Problem with young adults is finding them in a herd group.

High school kids would be easier to corral. Plus their parents would be easier to work with.

Young adults, would have to find them before love/lust has set in.

Young adults jump pretty quick from being single to starting to fill the nest. Once the nest starts to fill, guns and hunting are not important.. Also disposable income starts to wane.

What would help is if ML Clubs would work hard to actually expand their ranks. Most clubs do not work at it and most do not advertise that they exist.

Ads in the Sunday sports section might draw new members to a club. Put the ad next to the Hunting and Fishing section in the sports section. Flyers in the local sporting goods store who sells hunting and fishing stuff.

If your state has a fish and game magazine, put an ad there with all the ML Clubs in the state with contact information.

Contact Swiss in Arlington, TX to see if they have any ideas. They donate a lot to 4H.

Would be interesting here to know what the group interest is.

Some of the groups would be large animal hunting, small animal, gun building, collecting, line matches, just plain ol' shooting, just happy that it went off, etc.
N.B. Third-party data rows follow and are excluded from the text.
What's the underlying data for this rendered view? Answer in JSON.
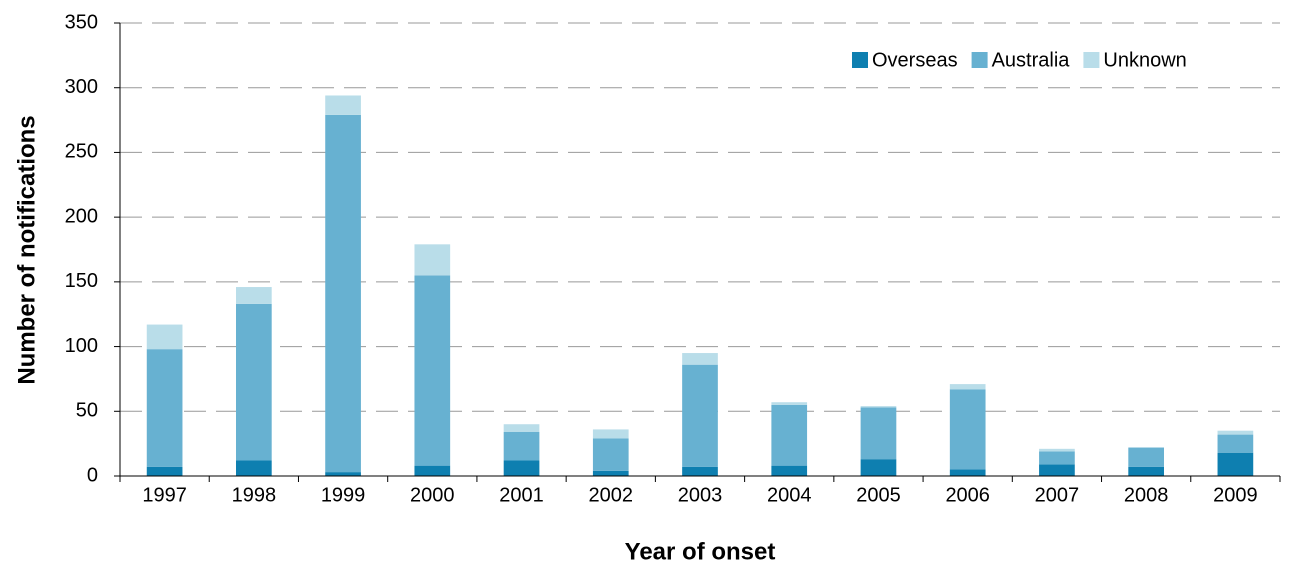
{
  "chart_data": {
    "type": "stacked_bar",
    "x_label": "Year of onset",
    "y_label": "Number of notifications",
    "categories": [
      "1997",
      "1998",
      "1999",
      "2000",
      "2001",
      "2002",
      "2003",
      "2004",
      "2005",
      "2006",
      "2007",
      "2008",
      "2009"
    ],
    "series": [
      {
        "name": "Overseas",
        "color": "#0e7fb0",
        "values": [
          7,
          12,
          3,
          8,
          12,
          4,
          7,
          8,
          13,
          5,
          9,
          7,
          18
        ]
      },
      {
        "name": "Australia",
        "color": "#67b1d1",
        "values": [
          91,
          121,
          276,
          147,
          22,
          25,
          79,
          47,
          40,
          62,
          10,
          15,
          14
        ]
      },
      {
        "name": "Unknown",
        "color": "#b9dde9",
        "values": [
          19,
          13,
          15,
          24,
          6,
          7,
          9,
          2,
          1,
          4,
          2,
          0,
          3
        ]
      }
    ],
    "ylim": [
      0,
      350
    ],
    "yticks": [
      0,
      50,
      100,
      150,
      200,
      250,
      300,
      350
    ],
    "grid": true,
    "legend": "top-right"
  }
}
If folks do not know you exist they will not come.
 
In regards to generating interest, many people refer to the Bicentennial and how that peaked interest. Many people forget that we have the Sestercentennial coming up in a few years. That could be put good use in perpetuating ML interest along with history and help keep both in a positive in light.
I have a mentor who took me out, let me and my son try shooting his MLs. (We have as a family been interested in history and spectated at some reenactments.) We went out this fall to a reenactment, my friend/mentor and his group put us in period clothes for the day and let us help and live fire their 4# cannon. Yes, live fire. Yeah, he set the hook hard. They have since set my son up with a rifle and clothing. I have purchased a rifle. The two of us then actually participated in the ML club (that I joined) rendezvous campout. We now have my other two sons shooting BP and hopefully will have them into their own guns soon. I guess what I am trying to say is you never know how far a little encouragement/help will go. That's 4 of us newbies with positive views of the sport.
 
I forgot, I had also wondered if bushcraft classes held at ML clubs would bring some people in. Someone previously mentioned 18th century survival skills. There is interest from the younger people in that area. Our club has a campground and room for it, would just need to find an instructor looking for a location. Shooting MLs could be part of the instruction.